I rolled my eyes but did it anyway. Underwater her voice was high pitched and garbled, bubbles flowing out of her mouth, up to the surface. We came back up, and I said, “Birthday card inside out?”

She wailed, “No!” and we went under again.

“Same thing,” I told her. “Birthday card. Inside out.”

“You’re terrible at this!” She splashed me again. “Lifeguard. Checking. You. Out.”

“No he isn’t!” I said, without even bothering to see whether it was true or not. I didn’t want to know either way. How many times had I told her that I didn’t care, wasn’t interested in looks, didn’t want guys being interested in me, and how many times would she try to convince me otherwise, tease me, try to make me feel uncomfortable?

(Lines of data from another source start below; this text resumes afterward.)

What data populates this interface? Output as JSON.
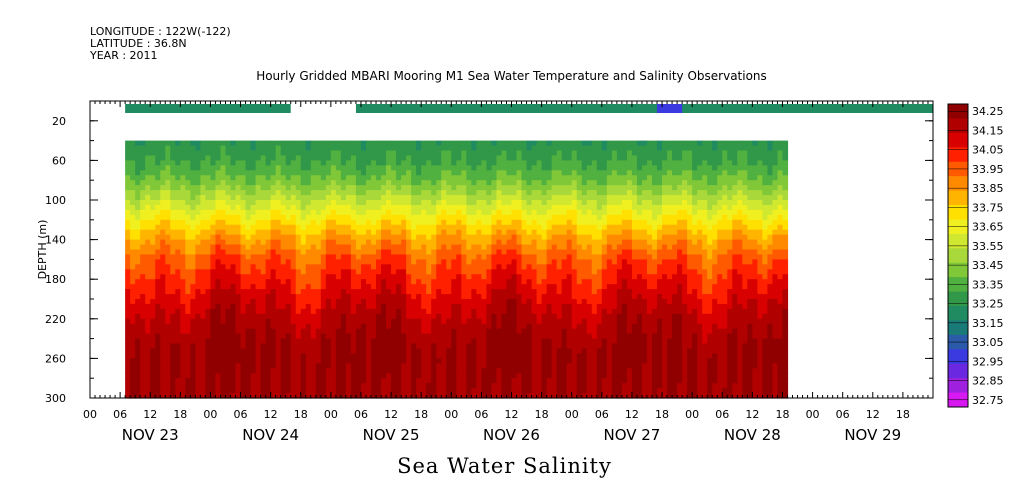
{
  "header": {
    "longitude": "LONGITUDE : 122W(-122)",
    "latitude": "LATITUDE : 36.8N",
    "year": "YEAR : 2011"
  },
  "chart_title": "Hourly Gridded MBARI Mooring M1 Sea Water Temperature and Salinity Observations",
  "bottom_title": "Sea Water Salinity",
  "chart_data": {
    "type": "heatmap",
    "title": "Hourly Gridded MBARI Mooring M1 Sea Water Temperature and Salinity Observations",
    "xlabel": "",
    "ylabel": "DEPTH (m)",
    "x_range_hours": [
      0,
      168
    ],
    "x_hour_tick_labels": [
      "00",
      "06",
      "12",
      "18",
      "00",
      "06",
      "12",
      "18",
      "00",
      "06",
      "12",
      "18",
      "00",
      "06",
      "12",
      "18",
      "00",
      "06",
      "12",
      "18",
      "00",
      "06",
      "12",
      "18",
      "00",
      "06",
      "12",
      "18"
    ],
    "x_day_labels": [
      "NOV 23",
      "NOV 24",
      "NOV 25",
      "NOV 26",
      "NOV 27",
      "NOV 28",
      "NOV 29"
    ],
    "ylim": [
      300,
      0
    ],
    "y_tick_labels": [
      "20",
      "60",
      "100",
      "140",
      "180",
      "220",
      "260",
      "300"
    ],
    "colorbar_levels": [
      "34.25",
      "34.15",
      "34.05",
      "33.95",
      "33.85",
      "33.75",
      "33.65",
      "33.55",
      "33.45",
      "33.35",
      "33.25",
      "33.15",
      "33.05",
      "32.95",
      "32.85",
      "32.75"
    ],
    "colorbar_colors": [
      "#900000",
      "#b00000",
      "#d80000",
      "#ff2000",
      "#ff5a00",
      "#ff8a00",
      "#ffb400",
      "#ffe000",
      "#f0f020",
      "#d0e830",
      "#a8d83a",
      "#80c838",
      "#50b040",
      "#309848",
      "#208a60",
      "#1a7a78",
      "#2a5aa8",
      "#3a3ae0",
      "#6a28e0",
      "#a020e0",
      "#d818f0"
    ],
    "surface_sensor_segments": [
      {
        "start_hour": 7,
        "end_hour": 40,
        "level": 33.2
      },
      {
        "start_hour": 53,
        "end_hour": 168,
        "level": 33.2
      },
      {
        "start_hour": 113,
        "end_hour": 118,
        "level": 32.95
      }
    ],
    "profile_coverage": {
      "start_hour": 7,
      "end_hour": 139,
      "top_depth_m": 40,
      "bottom_depth_m": 300
    },
    "depth_profile_mean": [
      {
        "depth": 40,
        "value": 33.25
      },
      {
        "depth": 60,
        "value": 33.3
      },
      {
        "depth": 80,
        "value": 33.4
      },
      {
        "depth": 100,
        "value": 33.55
      },
      {
        "depth": 120,
        "value": 33.7
      },
      {
        "depth": 140,
        "value": 33.85
      },
      {
        "depth": 160,
        "value": 33.97
      },
      {
        "depth": 180,
        "value": 34.05
      },
      {
        "depth": 200,
        "value": 34.12
      },
      {
        "depth": 220,
        "value": 34.18
      },
      {
        "depth": 240,
        "value": 34.22
      },
      {
        "depth": 260,
        "value": 34.24
      },
      {
        "depth": 300,
        "value": 34.22
      }
    ]
  }
}
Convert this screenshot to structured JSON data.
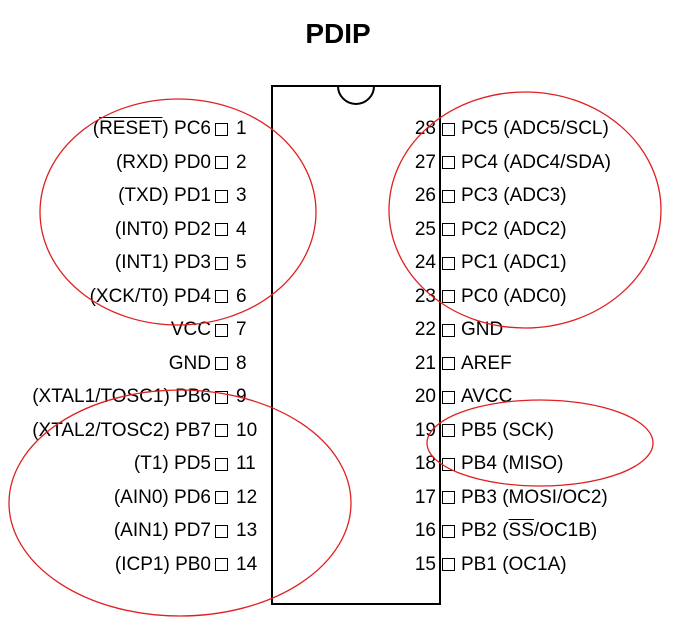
{
  "title": "PDIP",
  "pins_left": [
    {
      "number": "1",
      "pre": "(",
      "overline": "RESET",
      "post": ") PC6"
    },
    {
      "number": "2",
      "label": "(RXD) PD0"
    },
    {
      "number": "3",
      "label": "(TXD) PD1"
    },
    {
      "number": "4",
      "label": "(INT0) PD2"
    },
    {
      "number": "5",
      "label": "(INT1) PD3"
    },
    {
      "number": "6",
      "label": "(XCK/T0) PD4"
    },
    {
      "number": "7",
      "label": "VCC"
    },
    {
      "number": "8",
      "label": "GND"
    },
    {
      "number": "9",
      "label": "(XTAL1/TOSC1) PB6"
    },
    {
      "number": "10",
      "label": "(XTAL2/TOSC2) PB7"
    },
    {
      "number": "11",
      "label": "(T1) PD5"
    },
    {
      "number": "12",
      "label": "(AIN0) PD6"
    },
    {
      "number": "13",
      "label": "(AIN1) PD7"
    },
    {
      "number": "14",
      "label": "(ICP1) PB0"
    }
  ],
  "pins_right": [
    {
      "number": "28",
      "label": "PC5 (ADC5/SCL)"
    },
    {
      "number": "27",
      "label": "PC4 (ADC4/SDA)"
    },
    {
      "number": "26",
      "label": "PC3 (ADC3)"
    },
    {
      "number": "25",
      "label": "PC2 (ADC2)"
    },
    {
      "number": "24",
      "label": "PC1 (ADC1)"
    },
    {
      "number": "23",
      "label": "PC0 (ADC0)"
    },
    {
      "number": "22",
      "label": "GND"
    },
    {
      "number": "21",
      "label": "AREF"
    },
    {
      "number": "20",
      "label": "AVCC"
    },
    {
      "number": "19",
      "label": "PB5 (SCK)"
    },
    {
      "number": "18",
      "label": "PB4 (MISO)"
    },
    {
      "number": "17",
      "label": "PB3 (MOSI/OC2)"
    },
    {
      "number": "16",
      "pre": "PB2 (",
      "overline": "SS",
      "post": "/OC1B)"
    },
    {
      "number": "15",
      "label": "PB1 (OC1A)"
    }
  ],
  "colors": {
    "annotation": "#e02020",
    "ink": "#000000"
  }
}
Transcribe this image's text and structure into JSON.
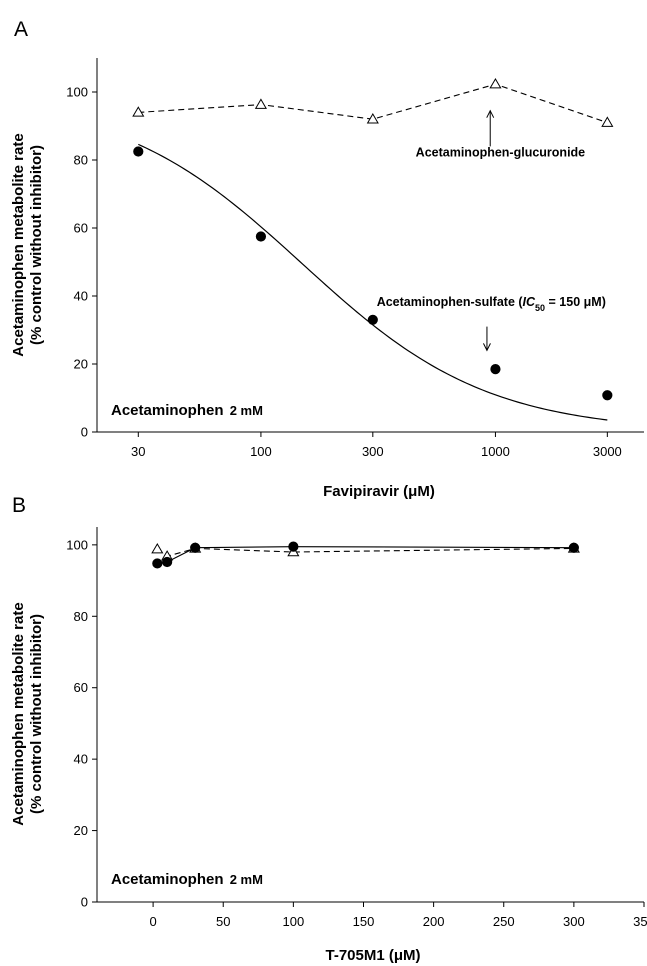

“He so is!” she giggled, her eyes already turning red from the pool chemicals.

“No,” I said. “He’s not.”

I dunked my head underwater then and kicked my feet against the side of the pool, darting away from her, away from her games and her words, away from the way they made me feel. Or not feel. I wasn’t interested in some random lifeguard, or any other guy for that matter, and that was not something I was ready to think about in too much depth. I swam until I lost count of the laps. Until my arms and legs refused to go any farther. Until I could almost forget who I was. Then I turned over onto my back and opened my eyes; I gazed up at the clouds floating in the blue sky just as I was floating on the blue water. My thoughts had finally slowed to a crawl. This was around the time I’d expect Callie to stealth-mermaid her way beneath me, grab my leg, and pull me under—I’d flail and spring back up to the surface with a gallon of water up my nose—but that’s not what happened that day.

She was already out of the pool, lying down on her towel, my too-big sunglasses shielding her eyes. I climbed up the ladder, my body heavy out of the water. My wet footsteps slapped against the concrete as I made my way over to our spot. I spread my towel out and lowered myself down onto my stomach next to Callie, resting my head on top of my folded arms. She lifted my wet hair and flopped it over my shoulder. A cool breeze flowed over my bare back as her finger pressed against my skin, drawing a hook shape, like the beginning of a question mark, on one side, then its mirror image on the other: a heart.

We used to do this all the time when we shared a room. She’d often wind up in my bed, scared, with our mom crying and our dad yelling on the other side of the door. I’d write out silly invisible messages on her back until she fell asleep.

I smiled and whispered, “Sorry I got mad.”

Then she drew a circle followed by three sharp lines: OK. Then two dots and a curved line: smiley face.

She lay back down next to me, and although we didn’t say anything to each other, it felt right. Like we didn’t need to say anything, like maybe she finally got something about me that I wasn’t even quite sure of myself yet. I closed my eyes and let my body soften against the hot, hard cement, that good ache in my lungs, the gentle strain of muscles after swimming as strong and hard and long as I could, the slow fog settling over my thoughts again.